Eh bien, messieurs, que disent les rédacteurs de la proposition ? La Constitution a fixé le minimum du cens électoral à 20 florins ; nous entendons laisser au pouvoir législatif le droit de fixer ultérieurement la capacité électorale, en se conformant aux vœux, aux aspirations de nos populations.

Mais, messieurs, le pays est divisé en deux grands partis : le parti libéral et le parti prétendument catholique. Il est vrai que, jusqu'à présent, on n'a jamais défini le libéral ni le catholique ; quant à moi, je cherche en vain cette définition et je décernerai une couronne à celui qui définira, d'une manière claire et nette, ce que c'est qu'un catholique et ce que c'est qu'un libéral.

M. Bouvier. - C'est trop fort...

M. Balisaux. - Je vous chargerai de la définition, honorable collègue.

M. Bouvier. - Il ne me sera pas difficile de vous la donner.

M. Balisaux. - Nous avons donc dans le pays deux partis. En 1848, le parti libéral était au pouvoir ; qu'a-t-il fait ? Il a inscrit en grosses lettres dans tous ses programmes l'extension du droit de suffrage, obéissant ainsi au vœu du corps électoral ; il condamna lui-même à mort l'article 47 de la Constitution, car les dispositions de la loi du 12 mars 1848 sont certes en contradiction avec cet article 47.
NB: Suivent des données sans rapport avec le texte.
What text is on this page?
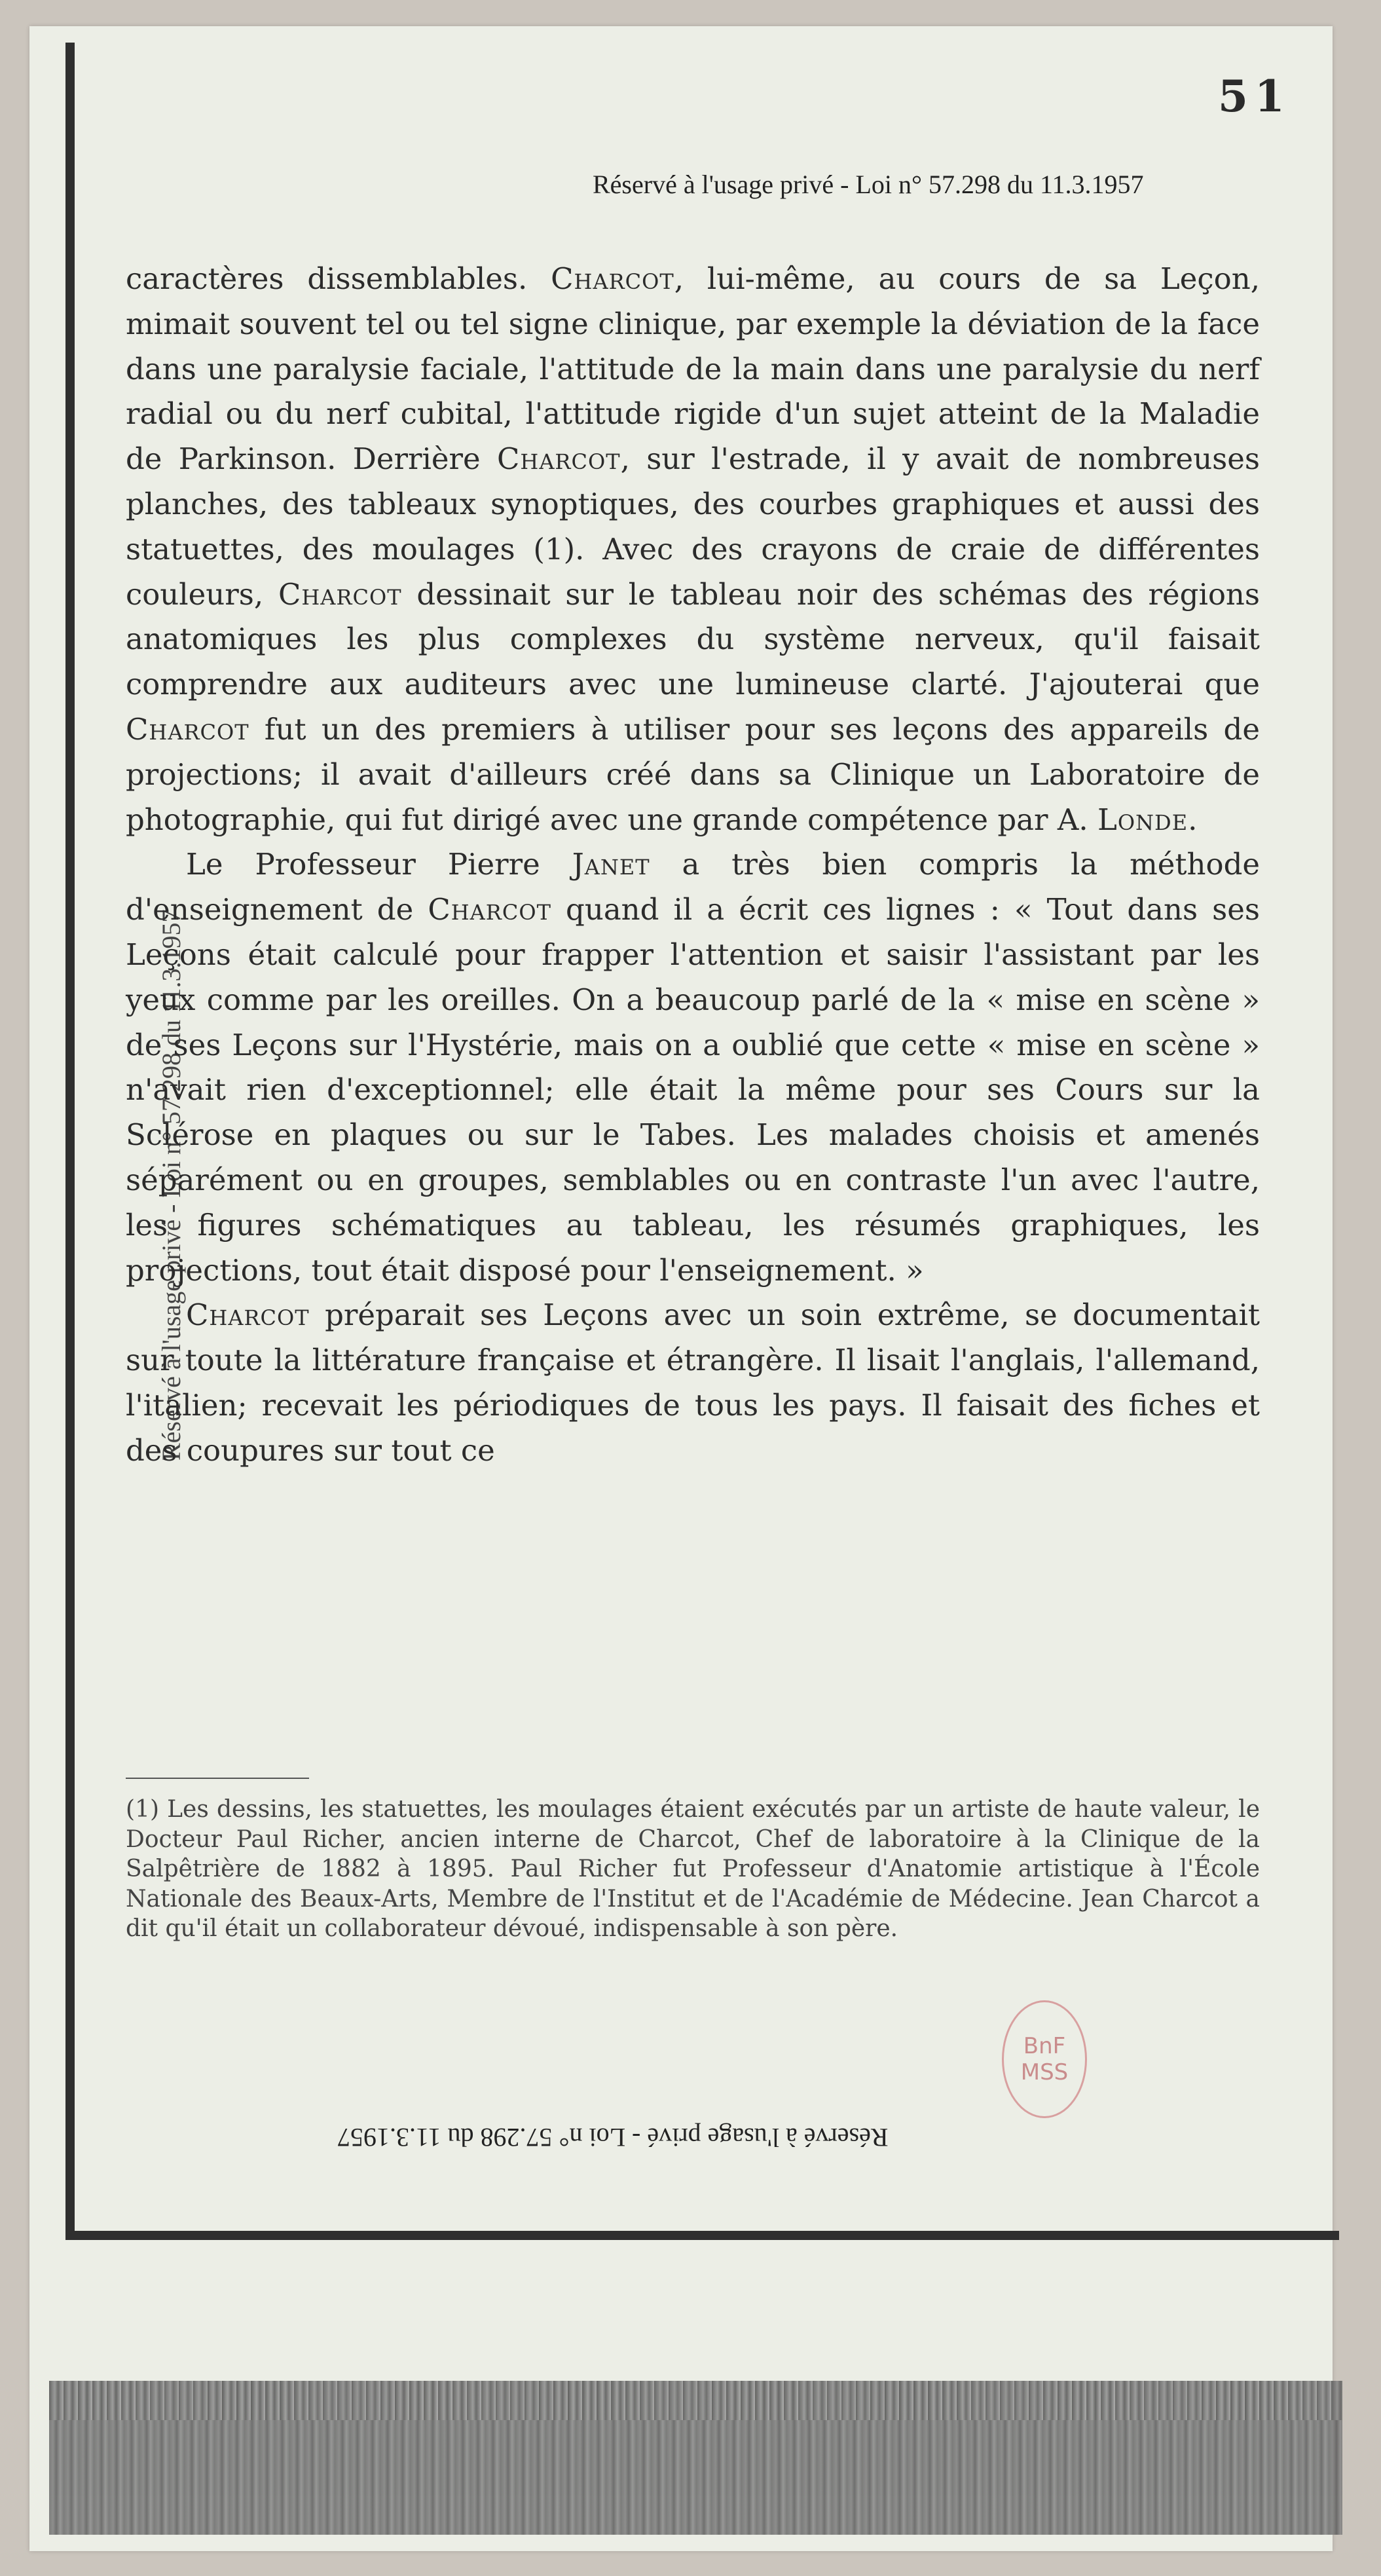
51
Réservé à l'usage privé - Loi n° 57.298 du 11.3.1957
Réservé à l'usage privé - Loi n° 57.298 du 11.3.1957

caractères dissemblables. Charcot, lui-même, au cours de sa Leçon, mimait souvent tel ou tel signe clinique, par exemple la déviation de la face dans une paralysie faciale, l'attitude de la main dans une paralysie du nerf radial ou du nerf cubital, l'attitude rigide d'un sujet atteint de la Maladie de Parkinson. Derrière Charcot, sur l'estrade, il y avait de nombreuses planches, des tableaux synoptiques, des courbes graphiques et aussi des statuettes, des moulages (1). Avec des crayons de craie de différentes couleurs, Charcot dessinait sur le tableau noir des schémas des régions anatomiques les plus complexes du système nerveux, qu'il faisait comprendre aux auditeurs avec une lumineuse clarté. J'ajouterai que Charcot fut un des premiers à utiliser pour ses leçons des appareils de projections; il avait d'ailleurs créé dans sa Clinique un Laboratoire de photographie, qui fut dirigé avec une grande compétence par A. Londe.

Le Professeur Pierre Janet a très bien compris la méthode d'enseignement de Charcot quand il a écrit ces lignes : « Tout dans ses Leçons était calculé pour frapper l'attention et saisir l'assistant par les yeux comme par les oreilles. On a beaucoup parlé de la « mise en scène » de ses Leçons sur l'Hystérie, mais on a oublié que cette « mise en scène » n'avait rien d'exceptionnel; elle était la même pour ses Cours sur la Sclérose en plaques ou sur le Tabes. Les malades choisis et amenés séparément ou en groupes, semblables ou en contraste l'un avec l'autre, les figures schématiques au tableau, les résumés graphiques, les projections, tout était disposé pour l'enseignement. »

Charcot préparait ses Leçons avec un soin extrême, se documentait sur toute la littérature française et étrangère. Il lisait l'anglais, l'allemand, l'italien; recevait les périodiques de tous les pays. Il faisait des fiches et des coupures sur tout ce

(1) Les dessins, les statuettes, les moulages étaient exécutés par un artiste de haute valeur, le Docteur Paul Richer, ancien interne de Charcot, Chef de laboratoire à la Clinique de la Salpêtrière de 1882 à 1895. Paul Richer fut Professeur d'Anatomie artistique à l'École Nationale des Beaux-Arts, Membre de l'Institut et de l'Académie de Médecine. Jean Charcot a dit qu'il était un collaborateur dévoué, indispensable à son père.

BnF
MSS
Réservé à l'usage privé - Loi n° 57.298 du 11.3.1957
En effet, décider que la capacité électorale aurait pour base le minimum du cens, c'était dire qu'on n'allait pas plus loin, parce que la Constitution y mettait un obstacle insurmontable. Si la Constitution avait fixé le minimum à dix florins, on serait descendu à dix florins. (Interruption.)

En mai 1870, que fait encore le gouvernement libéral ? Il diminue le cens en basant le droit électoral sur la capacité...

M. Bouvier. - C'est cela.

M. Balisaux. - Mais, honorable collègue, est-ce que le payement d'un cens de 20 florins constitue une capacité ?
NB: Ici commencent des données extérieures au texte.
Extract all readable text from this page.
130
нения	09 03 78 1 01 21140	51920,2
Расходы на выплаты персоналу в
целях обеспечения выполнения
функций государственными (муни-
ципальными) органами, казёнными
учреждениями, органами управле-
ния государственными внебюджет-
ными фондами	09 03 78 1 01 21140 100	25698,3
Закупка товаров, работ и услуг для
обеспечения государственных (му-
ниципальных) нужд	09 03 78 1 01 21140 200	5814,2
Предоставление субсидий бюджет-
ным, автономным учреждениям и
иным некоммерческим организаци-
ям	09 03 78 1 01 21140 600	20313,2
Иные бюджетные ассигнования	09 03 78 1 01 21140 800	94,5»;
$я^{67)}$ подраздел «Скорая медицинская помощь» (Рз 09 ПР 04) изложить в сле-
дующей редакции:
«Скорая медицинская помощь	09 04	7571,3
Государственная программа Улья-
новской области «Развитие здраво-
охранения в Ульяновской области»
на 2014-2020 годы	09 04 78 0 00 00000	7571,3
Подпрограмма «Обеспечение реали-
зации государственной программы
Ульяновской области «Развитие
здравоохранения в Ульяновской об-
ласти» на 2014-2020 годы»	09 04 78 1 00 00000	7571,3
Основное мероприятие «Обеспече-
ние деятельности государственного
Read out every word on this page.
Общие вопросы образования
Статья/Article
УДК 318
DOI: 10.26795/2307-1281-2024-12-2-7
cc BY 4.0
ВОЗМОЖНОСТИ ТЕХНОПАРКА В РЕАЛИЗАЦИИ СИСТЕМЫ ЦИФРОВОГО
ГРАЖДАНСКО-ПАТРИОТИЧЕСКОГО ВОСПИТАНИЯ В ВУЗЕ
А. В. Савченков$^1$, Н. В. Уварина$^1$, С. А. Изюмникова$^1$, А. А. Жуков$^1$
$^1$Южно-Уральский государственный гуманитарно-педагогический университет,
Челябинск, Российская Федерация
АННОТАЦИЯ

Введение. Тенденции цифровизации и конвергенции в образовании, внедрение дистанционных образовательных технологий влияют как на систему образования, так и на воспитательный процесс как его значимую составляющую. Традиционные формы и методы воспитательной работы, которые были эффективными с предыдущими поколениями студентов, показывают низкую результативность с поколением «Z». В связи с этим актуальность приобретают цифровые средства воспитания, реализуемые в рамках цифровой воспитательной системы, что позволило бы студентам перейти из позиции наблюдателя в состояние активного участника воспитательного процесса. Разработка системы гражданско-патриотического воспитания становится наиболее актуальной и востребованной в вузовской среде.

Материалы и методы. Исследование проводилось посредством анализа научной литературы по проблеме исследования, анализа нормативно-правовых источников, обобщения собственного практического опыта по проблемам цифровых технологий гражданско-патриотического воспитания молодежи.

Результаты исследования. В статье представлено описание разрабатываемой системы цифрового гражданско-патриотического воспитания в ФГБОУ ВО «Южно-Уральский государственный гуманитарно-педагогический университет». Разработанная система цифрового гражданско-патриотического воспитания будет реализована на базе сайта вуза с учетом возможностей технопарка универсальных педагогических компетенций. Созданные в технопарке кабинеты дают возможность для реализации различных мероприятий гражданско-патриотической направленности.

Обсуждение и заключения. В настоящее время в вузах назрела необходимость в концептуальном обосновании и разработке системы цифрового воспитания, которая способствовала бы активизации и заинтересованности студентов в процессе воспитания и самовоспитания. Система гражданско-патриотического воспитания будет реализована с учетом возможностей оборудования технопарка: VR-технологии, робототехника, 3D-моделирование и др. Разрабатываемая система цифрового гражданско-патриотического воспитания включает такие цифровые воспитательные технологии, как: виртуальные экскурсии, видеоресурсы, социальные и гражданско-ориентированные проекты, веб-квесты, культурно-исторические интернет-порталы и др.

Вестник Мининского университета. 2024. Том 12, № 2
M. Bouvier. - Une présomption de capacité.

M. Balisaux. - Une présomption de capacité matérielle, mais pas autre chose.

Le gouvernement libéral, appuyé de tout le parti libéral, a donc condamné depuis longtemps l'article 47 de la Constitution.

Et que fait le gouvernement actuel, le gouvernement catholique ? M. Demeur vous a lu l'exposé des motifs rédigé par l'honorable ministre de l'intérieur ; eh bien, cet exposé est également la condamnation, la condamnation irrévocable de l'article 47 de la Constitution. On ne peut être plus complet, plus logique et, j'ajouterai même, plus éloquent.
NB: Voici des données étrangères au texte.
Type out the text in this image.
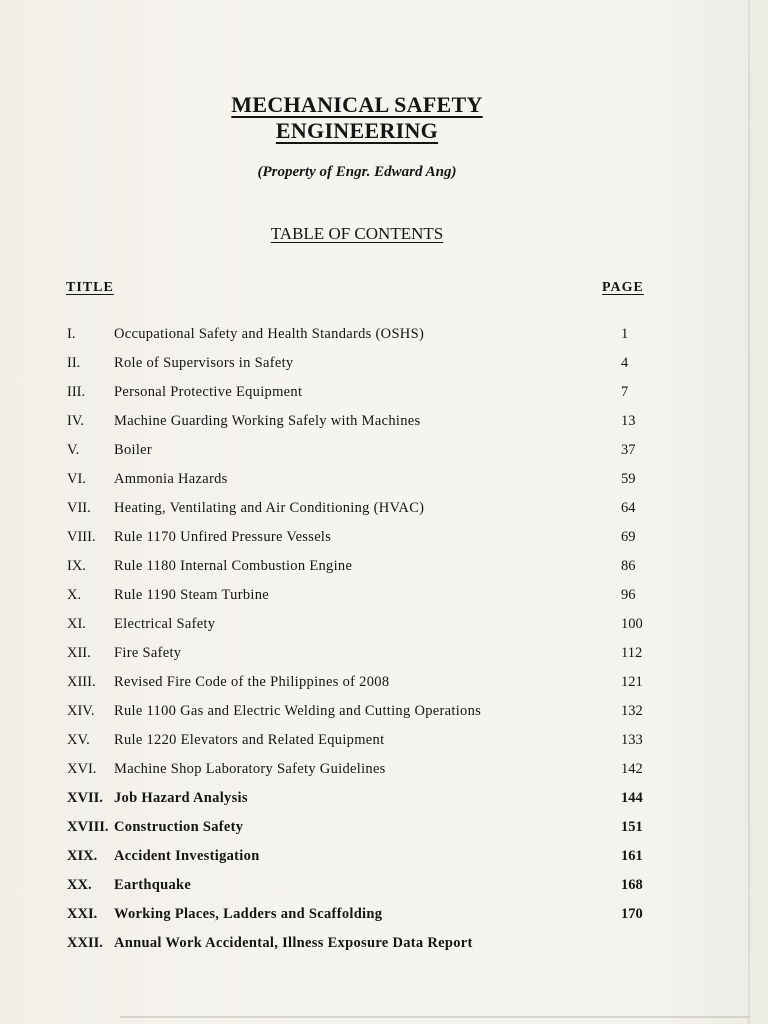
MECHANICAL SAFETY
ENGINEERING
(Property of Engr. Edward Ang)
TABLE OF CONTENTS
TITLE	PAGE
I.	Occupational Safety and Health Standards (OSHS)	1
II. Role of Supervisors in Safety	4
III. Personal Protective Equipment	7
IV. Machine Guarding Working Safely with Machines	13
V. Boiler	37
VI. Ammonia Hazards	59
VII. Heating, Ventilating and Air Conditioning (HVAC)	64
VIII. Rule 1170 Unfired Pressure Vessels	69
IX. Rule 1180 Internal Combustion Engine	86
X. Rule 1190 Steam Turbine	96
XI. Electrical Safety	100
XII. Fire Safety	112
XIII. Revised Fire Code of the Philippines of 2008	121
XIV. Rule 1100 Gas and Electric Welding and Cutting Operations	132
XV. Rule 1220 Elevators and Related Equipment	133
XVI. Machine Shop Laboratory Safety Guidelines	142
XVII. Job Hazard Analysis	144
XVIII. Construction Safety	151
XIX. Accident Investigation	161
XX. Earthquake	168
XXI. Working Places, Ladders and Scaffolding	170
XXII. Annual Work Accidental, Illness Exposure Data Report
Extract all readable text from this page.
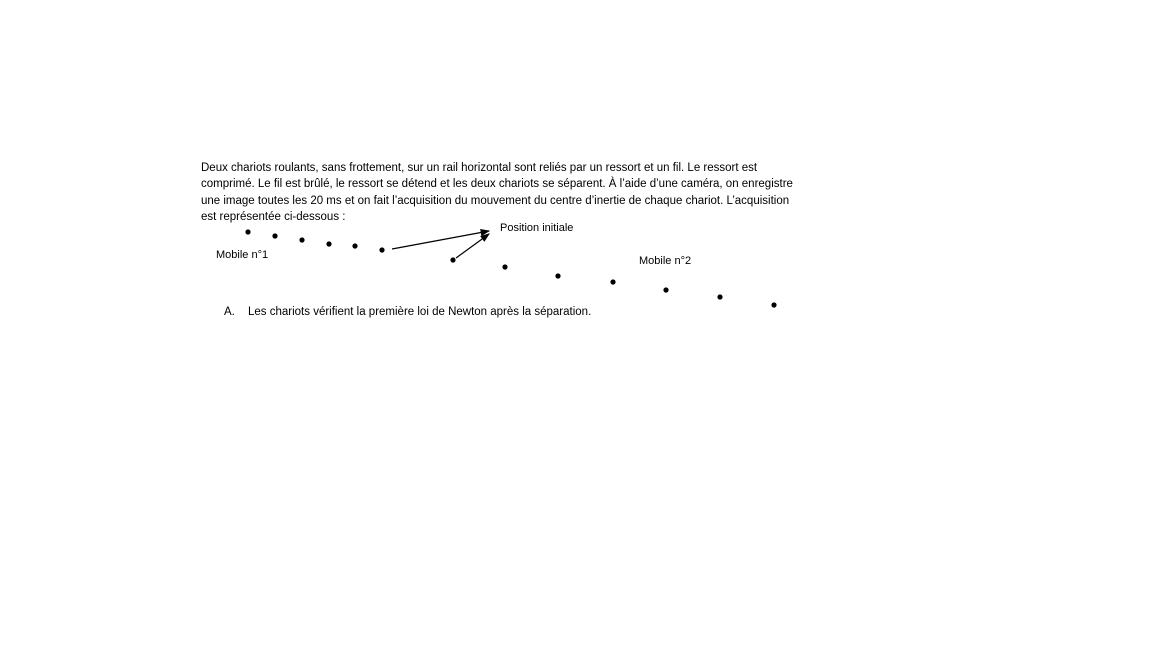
Deux chariots roulants, sans frottement, sur un rail horizontal sont reliés par un ressort et un fil. Le ressort est
comprimé. Le fil est brûlé, le ressort se détend et les deux chariots se séparent. À l’aide d’une caméra, on enregistre
une image toutes les 20 ms et on fait l’acquisition du mouvement du centre d’inertie de chaque chariot. L’acquisition
est représentée ci-dessous :
Position initiale
Mobile n°1	Mobile n°2
A. Les chariots vérifient la première loi de Newton après la séparation.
Ainsi, messieurs, nous constatons que les gouvernements, que les partis qui se succèdent au pouvoir ont tous les mêmes idées sur cette question ; qu'il y a, entre eux, un accord parfait ; que nous marchons encore ici la main dans la main, comme lorsqu'il s'est agi de cette malencontreuse loi des chemins de fer de février 1869, si contraire cependant à la liberté commerciale inscrite dans tous les programmes libéraux.

Eh bien, nous sommes si souvent d'accord sur les mêmes questions, divisons donc la Chambre autrement qu'elle ne l'est.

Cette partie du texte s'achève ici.